Facebook apologized to a Geneva, Switzerland, museum after a post featuring nude statues in an exhibit was censored.
“We recently created space in our advertising policies to allow museums to more easily promote their exhibits and continue to improve on how we enforce this policy," a spokesperson from Facebook told The Hill Tuesday.
"The ad was inadvertently rejected, has since been overturned, and we have apologized to the museum," Facebook said.
“Maybe it’s time that this platform changes its policy for museums and cultural institutions?” it added.
Museum spokesperson Sylvie Treglia-Detraz told The Associated Press that when they first tried to post the pictures there was a Facebook response saying, “We don’t allow ads that depict nudity, even if it isn’t sexual in nature.
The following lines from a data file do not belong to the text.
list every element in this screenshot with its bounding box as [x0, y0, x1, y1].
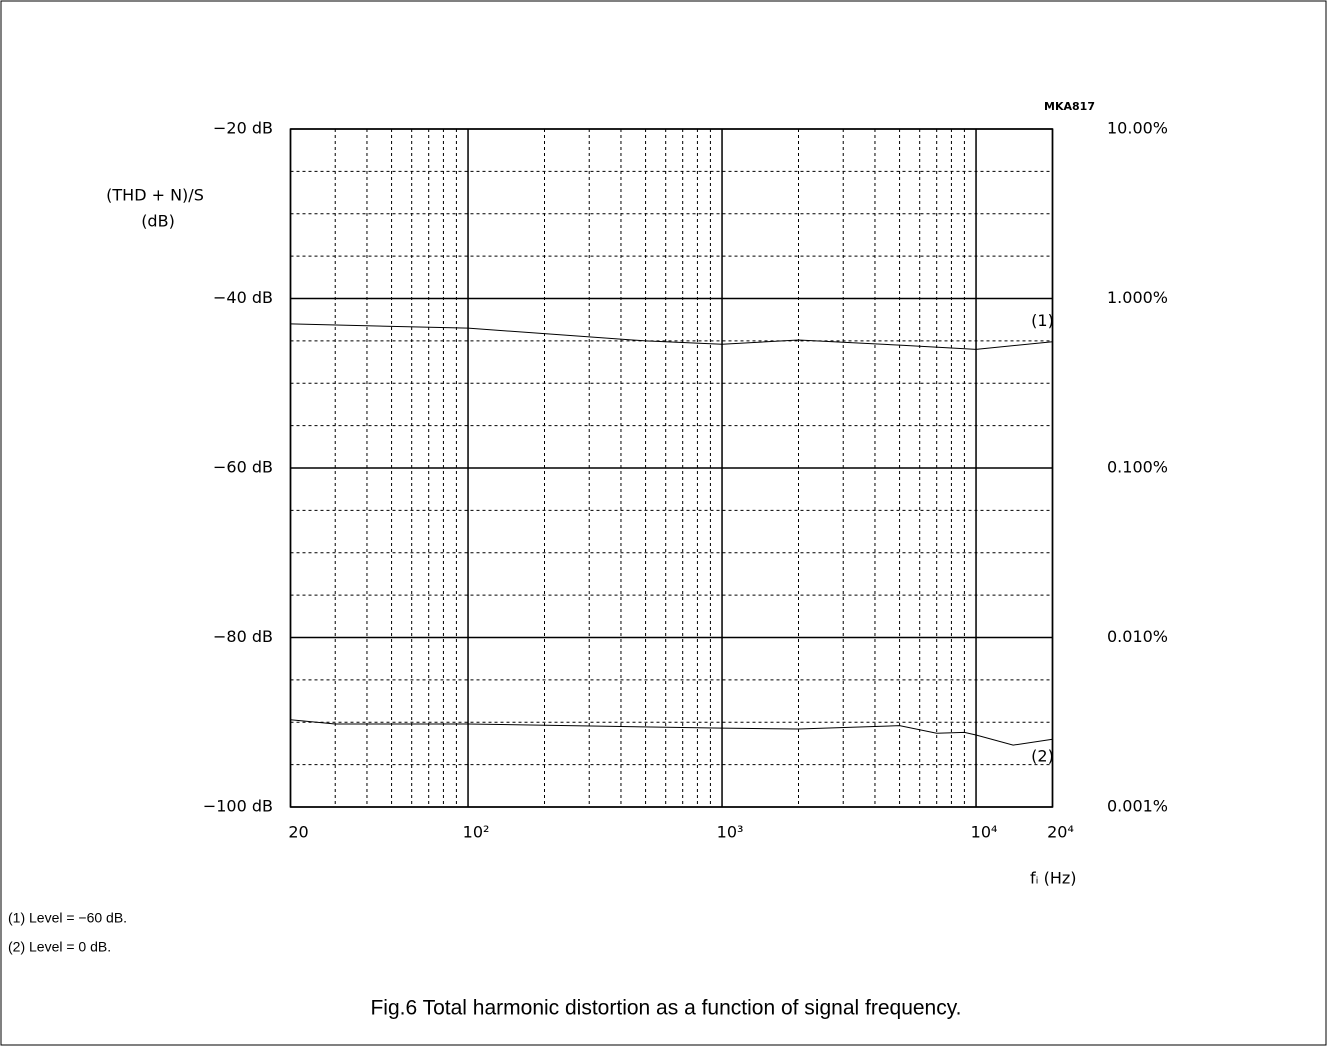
note: (2) Level = 0 dB.: [8, 939, 111, 955]
y-tick-label: −20 dB: [213, 119, 273, 138]
x-tick-label: 20: [288, 823, 308, 842]
plot-border: [289, 128, 1054, 808]
series-label: (1): [1031, 311, 1054, 330]
y-tick-label: −60 dB: [213, 458, 273, 477]
y2-tick-label: 0.010%: [1107, 627, 1168, 646]
x-tick-label: 10⁴: [971, 823, 998, 842]
y2-tick-label: 0.100%: [1107, 458, 1168, 477]
caption: Fig.6 Total harmonic distortion as a fun…: [370, 997, 961, 1020]
figure-code: MKA817: [1044, 100, 1095, 113]
y-tick-label: −100 dB: [203, 797, 273, 816]
series-line: [290, 719, 1053, 746]
x-tick-label: 20⁴: [1047, 823, 1074, 842]
series-label: (2): [1031, 747, 1054, 766]
x-axis-label: fᵢ (Hz): [1030, 869, 1077, 888]
y2-tick-label: 10.00%: [1107, 119, 1168, 138]
note: (1) Level = −60 dB.: [8, 910, 127, 926]
y2-tick-label: 0.001%: [1107, 797, 1168, 816]
y-tick-label: −40 dB: [213, 288, 273, 307]
y-axis-label: (THD + N)/S: [106, 186, 204, 205]
series-line: [290, 323, 1053, 350]
y-axis-unit: (dB): [141, 212, 175, 231]
x-tick-label: 10³: [717, 823, 744, 842]
y-tick-label: −80 dB: [213, 627, 273, 646]
y2-tick-label: 1.000%: [1107, 288, 1168, 307]
x-tick-label: 10²: [463, 823, 490, 842]
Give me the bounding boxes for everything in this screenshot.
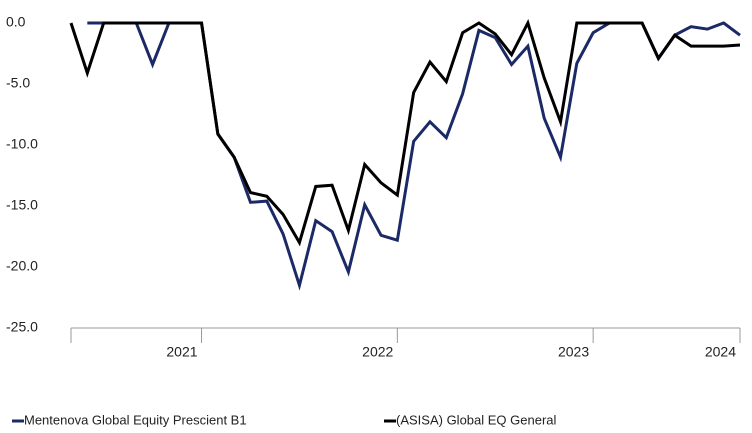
y-tick-label: -10.0: [6, 136, 38, 152]
x-tick-label: 2021: [166, 344, 197, 360]
series-line: [69, 18, 741, 247]
series-line: [87, 21, 741, 291]
y-tick-label: 0.0: [6, 14, 26, 30]
y-tick-label: -20.0: [6, 258, 38, 274]
y-tick-label: -25.0: [6, 319, 38, 335]
legend-label: (ASISA) Global EQ General: [396, 412, 557, 427]
y-tick-label: -5.0: [6, 75, 30, 91]
x-tick-label: 2023: [558, 344, 589, 360]
x-tick-label: 2022: [362, 344, 393, 360]
y-tick-label: -15.0: [6, 197, 38, 213]
legend-label: Mentenova Global Equity Prescient B1: [24, 412, 247, 427]
x-tick-label: 2024: [705, 344, 736, 360]
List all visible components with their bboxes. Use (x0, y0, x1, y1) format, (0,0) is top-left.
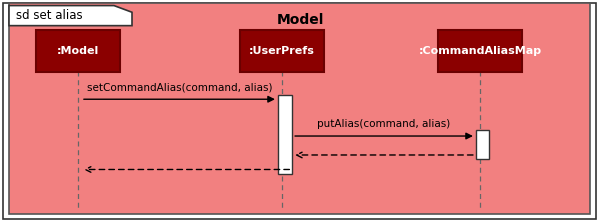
FancyBboxPatch shape (438, 30, 522, 72)
Polygon shape (9, 6, 132, 26)
FancyBboxPatch shape (240, 30, 324, 72)
Text: Model: Model (277, 13, 323, 27)
FancyBboxPatch shape (9, 3, 590, 214)
FancyBboxPatch shape (278, 95, 292, 174)
Text: putAlias(command, alias): putAlias(command, alias) (317, 119, 451, 129)
FancyBboxPatch shape (3, 3, 596, 219)
Text: setCommandAlias(command, alias): setCommandAlias(command, alias) (86, 83, 272, 93)
Text: :Model: :Model (57, 46, 99, 56)
Text: :CommandAliasMap: :CommandAliasMap (418, 46, 542, 56)
Text: :UserPrefs: :UserPrefs (249, 46, 315, 56)
Text: sd set alias: sd set alias (16, 9, 83, 22)
FancyBboxPatch shape (36, 30, 120, 72)
FancyBboxPatch shape (476, 130, 489, 159)
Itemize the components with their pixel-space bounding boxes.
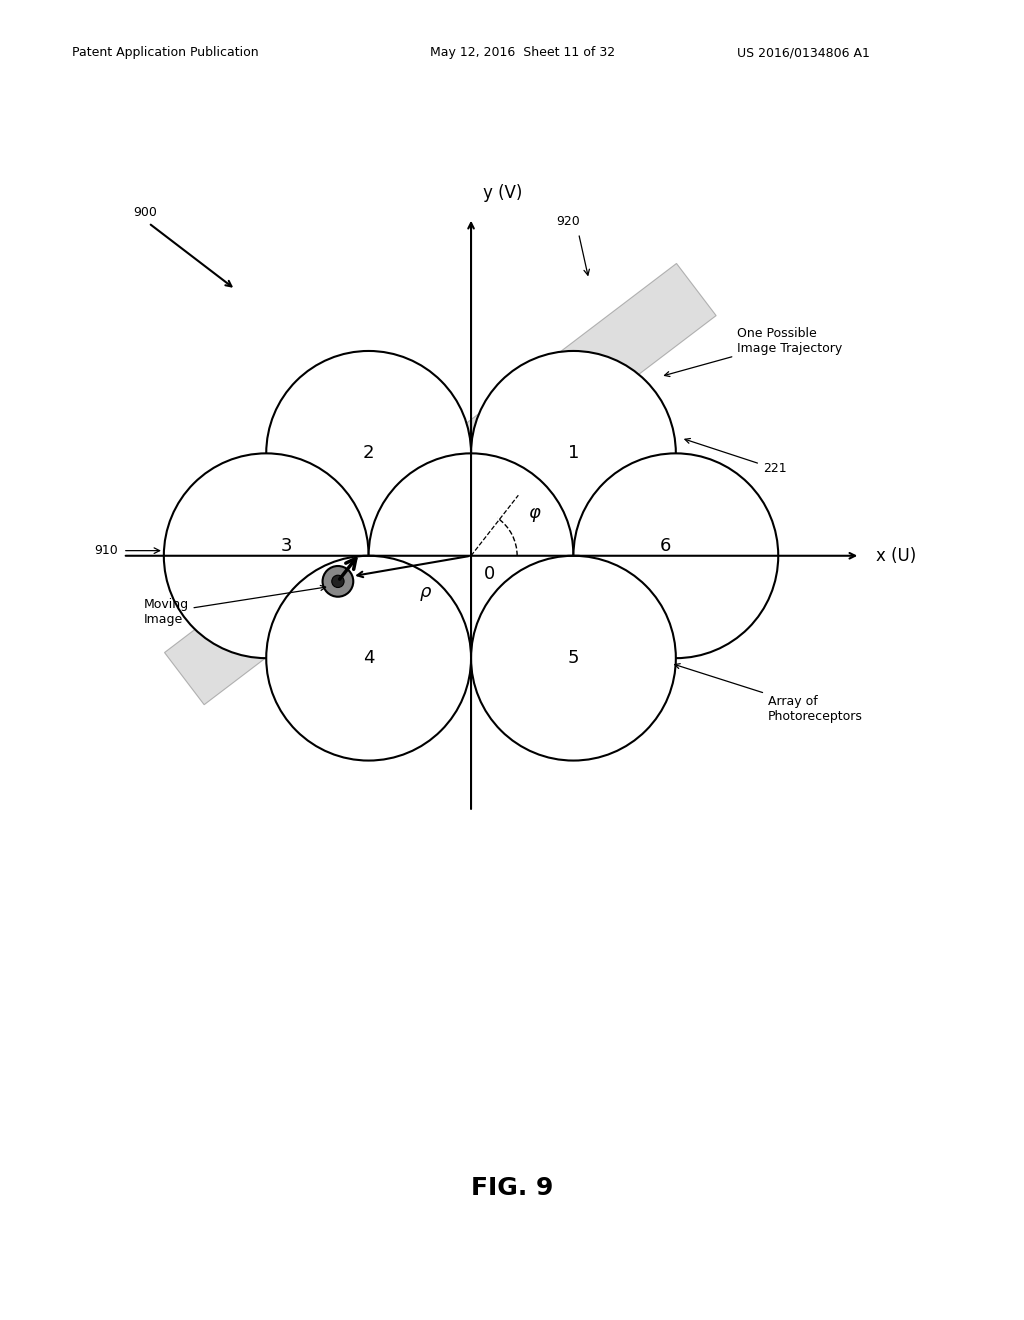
Circle shape: [332, 576, 344, 587]
Text: 5: 5: [567, 649, 580, 667]
Circle shape: [471, 351, 676, 556]
Polygon shape: [165, 264, 716, 705]
Text: 920: 920: [556, 215, 581, 228]
Text: One Possible
Image Trajectory: One Possible Image Trajectory: [665, 327, 843, 376]
Text: 3: 3: [281, 536, 293, 554]
Text: 910: 910: [94, 544, 118, 557]
Text: 6: 6: [659, 536, 672, 554]
Text: y (V): y (V): [483, 185, 522, 202]
Text: Array of
Photoreceptors: Array of Photoreceptors: [675, 664, 863, 723]
Text: Moving
Image: Moving Image: [143, 586, 326, 626]
Text: 1: 1: [567, 445, 580, 462]
Text: φ: φ: [528, 504, 541, 521]
Circle shape: [573, 453, 778, 659]
Text: 0: 0: [484, 565, 495, 583]
Circle shape: [323, 566, 353, 597]
Text: x (U): x (U): [876, 546, 915, 565]
Text: US 2016/0134806 A1: US 2016/0134806 A1: [737, 46, 870, 59]
Text: Patent Application Publication: Patent Application Publication: [72, 46, 258, 59]
Circle shape: [164, 453, 369, 659]
Text: 2: 2: [362, 445, 375, 462]
Circle shape: [369, 453, 573, 659]
Text: May 12, 2016  Sheet 11 of 32: May 12, 2016 Sheet 11 of 32: [430, 46, 615, 59]
Text: 900: 900: [133, 206, 157, 219]
Text: 4: 4: [362, 649, 375, 667]
Text: 221: 221: [685, 438, 786, 475]
Circle shape: [266, 351, 471, 556]
Circle shape: [471, 556, 676, 760]
Circle shape: [266, 556, 471, 760]
Text: FIG. 9: FIG. 9: [471, 1176, 553, 1200]
Text: ρ: ρ: [419, 582, 431, 601]
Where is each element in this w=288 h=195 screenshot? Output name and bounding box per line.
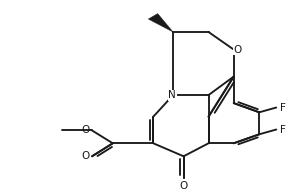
- Text: F: F: [280, 103, 285, 113]
- Text: O: O: [81, 151, 89, 161]
- Text: N: N: [168, 90, 176, 100]
- Text: O: O: [234, 45, 242, 55]
- Text: F: F: [280, 125, 285, 135]
- Polygon shape: [148, 13, 173, 32]
- Text: O: O: [179, 181, 188, 191]
- Text: O: O: [81, 125, 89, 135]
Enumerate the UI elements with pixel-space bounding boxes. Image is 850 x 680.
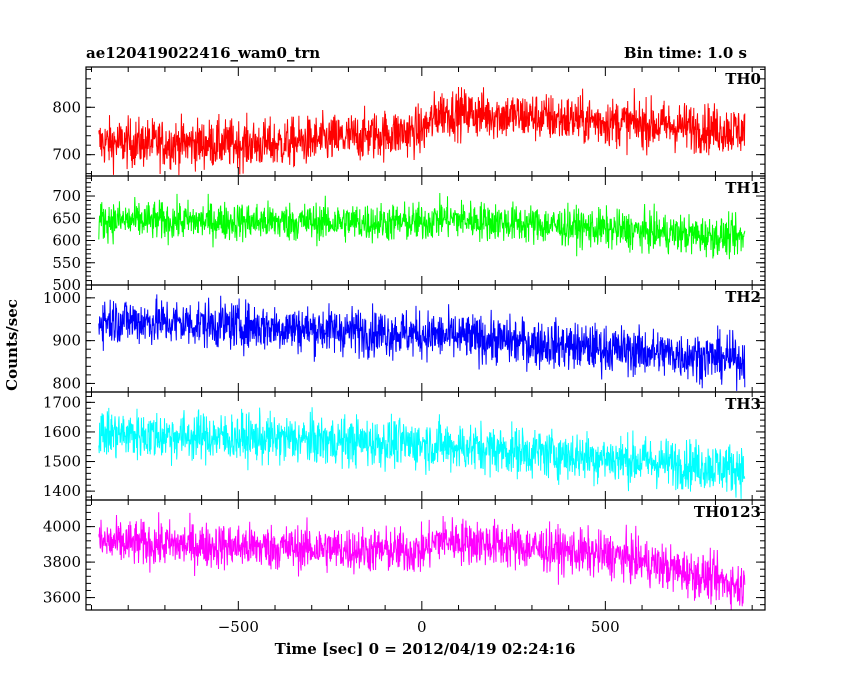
y-tick-label: 4000 — [43, 518, 81, 536]
y-tick-label: 700 — [52, 187, 81, 205]
series-line-th3 — [98, 407, 746, 499]
y-tick-label: 1700 — [43, 393, 81, 411]
x-tick-label: −500 — [218, 618, 259, 636]
plot-title: ae120419022416_wam0_trn — [86, 44, 320, 62]
y-tick-label: 700 — [52, 146, 81, 164]
panel-th2: 800 900 1000 TH2 — [43, 284, 766, 393]
y-tick-label: 800 — [52, 374, 81, 392]
y-tick-label: 550 — [52, 254, 81, 272]
x-tick-label: 0 — [417, 618, 427, 636]
y-tick-label: 500 — [52, 276, 81, 294]
x-axis: −500 0 500 — [218, 618, 620, 636]
bin-time-label: Bin time: 1.0 s — [624, 44, 747, 62]
y-tick-label: 1600 — [43, 423, 81, 441]
y-tick-label: 3600 — [43, 589, 81, 607]
series-label: TH0123 — [694, 503, 761, 521]
panels: 700 800 TH0 500 550 600 650 700 TH1 800 900 1000 TH2… — [43, 66, 766, 611]
y-tick-label: 1400 — [43, 482, 81, 500]
panel-th0: 700 800 TH0 — [52, 66, 766, 177]
y-tick-label: 650 — [52, 209, 81, 227]
series-line-th1 — [98, 192, 746, 260]
panel-th0123: 3600 3800 4000 TH0123 — [43, 499, 766, 611]
y-tick-label: 800 — [52, 98, 81, 116]
series-line-th0123 — [98, 512, 746, 610]
y-tick-label: 1000 — [43, 289, 81, 307]
series-label: TH1 — [725, 179, 761, 197]
y-tick-label: 3800 — [43, 553, 81, 571]
x-tick-label: 500 — [591, 618, 620, 636]
y-axis-label: Counts/sec — [3, 299, 21, 391]
series-line-th2 — [98, 294, 746, 391]
x-axis-label: Time [sec] 0 = 2012/04/19 02:24:16 — [275, 640, 576, 658]
series-label: TH2 — [725, 288, 761, 306]
y-tick-label: 1500 — [43, 453, 81, 471]
panel-th3: 1400 1500 1600 1700 TH3 — [43, 391, 766, 501]
series-label: TH0 — [725, 70, 761, 88]
y-tick-label: 900 — [52, 332, 81, 350]
y-tick-label: 600 — [52, 232, 81, 250]
series-label: TH3 — [725, 395, 761, 413]
panel-th1: 500 550 600 650 700 TH1 — [52, 175, 766, 294]
series-line-th0 — [98, 86, 746, 176]
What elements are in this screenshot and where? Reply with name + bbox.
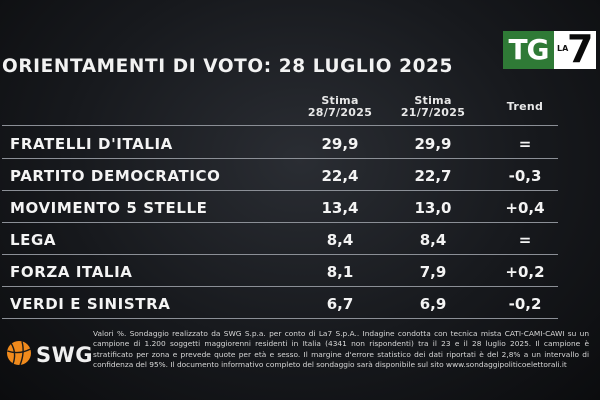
trend-value: +0,4 [505,199,545,217]
table-row: LEGA 8,4 8,4 = [0,224,600,255]
column-header-current-line1: Stima [321,94,359,107]
swg-logo-text: SWG [36,343,94,367]
column-header-current: Stima 28/7/2025 [300,95,380,119]
table-row: FRATELLI D'ITALIA 29,9 29,9 = [0,128,600,159]
current-estimate: 8,1 [326,263,354,281]
current-estimate: 29,9 [321,135,359,153]
trend-value: = [518,231,532,249]
previous-estimate: 6,9 [419,295,447,313]
table-row: FORZA ITALIA 8,1 7,9 +0,2 [0,256,600,287]
current-estimate: 13,4 [321,199,359,217]
basketball-icon [7,341,31,366]
party-name: PARTITO DEMOCRATICO [10,167,221,185]
trend-value: +0,2 [505,263,545,281]
current-estimate: 6,7 [326,295,354,313]
divider [2,286,558,287]
tg-logo-text: TG [503,31,554,69]
party-name: MOVIMENTO 5 STELLE [10,199,208,217]
divider [2,158,558,159]
page-title: ORIENTAMENTI DI VOTO: 28 LUGLIO 2025 [2,56,453,77]
column-header-previous-line2: 21/7/2025 [400,106,466,119]
previous-estimate: 7,9 [419,263,447,281]
party-name: VERDI E SINISTRA [10,295,171,313]
previous-estimate: 13,0 [414,199,452,217]
previous-estimate: 8,4 [419,231,447,249]
column-header-previous: Stima 21/7/2025 [388,95,478,119]
current-estimate: 22,4 [321,167,359,185]
previous-estimate: 22,7 [414,167,452,185]
methodology-footnote: Valori %. Sondaggio realizzato da SWG S.… [93,329,589,369]
divider [2,318,558,319]
trend-value: = [518,135,532,153]
divider [2,190,558,191]
table-row: VERDI E SINISTRA 6,7 6,9 -0,2 [0,288,600,319]
trend-value: -0,2 [508,295,542,313]
party-name: LEGA [10,231,57,249]
divider [2,222,558,223]
table-row: MOVIMENTO 5 STELLE 13,4 13,0 +0,4 [0,192,600,223]
party-name: FRATELLI D'ITALIA [10,135,173,153]
column-header-previous-line1: Stima [414,94,452,107]
divider [2,254,558,255]
tg-la7-logo: TG LA 7 [503,27,596,71]
column-header-trend: Trend [506,100,544,113]
party-name: FORZA ITALIA [10,263,133,281]
la7-logo-block: LA 7 [554,27,596,71]
current-estimate: 8,4 [326,231,354,249]
column-header-current-line2: 28/7/2025 [307,106,373,119]
la-logo-text: LA [557,44,569,53]
divider [2,125,558,126]
trend-value: -0,3 [508,167,542,185]
swg-logo: SWG [6,333,93,375]
previous-estimate: 29,9 [414,135,452,153]
table-row: PARTITO DEMOCRATICO 22,4 22,7 -0,3 [0,160,600,191]
seven-logo-text: 7 [567,27,594,71]
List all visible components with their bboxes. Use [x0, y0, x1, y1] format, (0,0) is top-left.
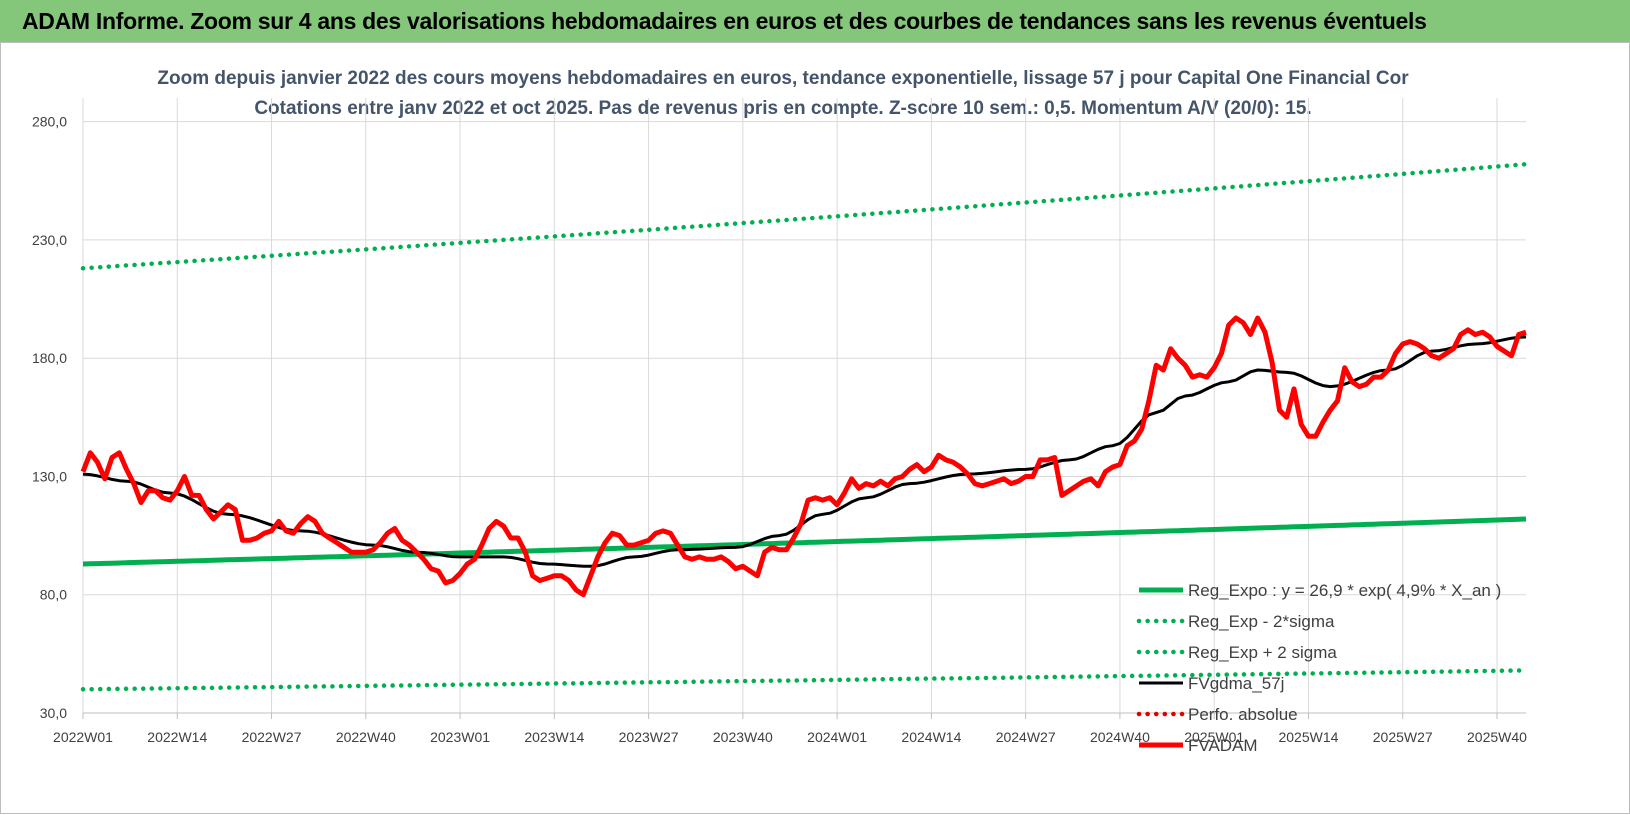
x-tick-label: 2023W14 — [524, 729, 584, 745]
chart-legend: Reg_Expo : y = 26,9 * exp( 4,9% * X_an )… — [1136, 581, 1501, 755]
legend-label: Reg_Exp + 2 sigma — [1188, 643, 1337, 662]
report-title: ADAM Informe. Zoom sur 4 ans des valoris… — [22, 8, 1427, 34]
chart-grid — [82, 98, 1526, 714]
chart-title-line1: Zoom depuis janvier 2022 des cours moyen… — [157, 68, 1409, 89]
chart-frame: Zoom depuis janvier 2022 des cours moyen… — [0, 42, 1630, 814]
series-line-5 — [80, 315, 1527, 598]
y-tick-label: 280,0 — [32, 114, 67, 130]
series-line-3 — [82, 335, 1527, 568]
x-tick-label: 2025W14 — [1278, 729, 1338, 745]
x-tick-label: 2023W01 — [430, 729, 490, 745]
legend-label: Reg_Exp - 2*sigma — [1188, 612, 1335, 631]
series-line-0 — [82, 516, 1527, 567]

This includes the use of nudity for artistic or educational purposes.”
On the social media giant's community standards the company says it also allows "photographs of paintings, sculptures, and other art that depicts nude figures."
Facebook's restrictions on art with nudity have sparked protest from museums before.
Belgian art museums sent a letter to Facebook asking the company to allow the art of Peter Paul Rubens, who frequently painted nudes, to be allowed on the website, according to the AP. This was in July 2018, before Facebook updated its nudity policy.
The previous rule banned “nudity or implied nudity, even if artistic or educational in nature.”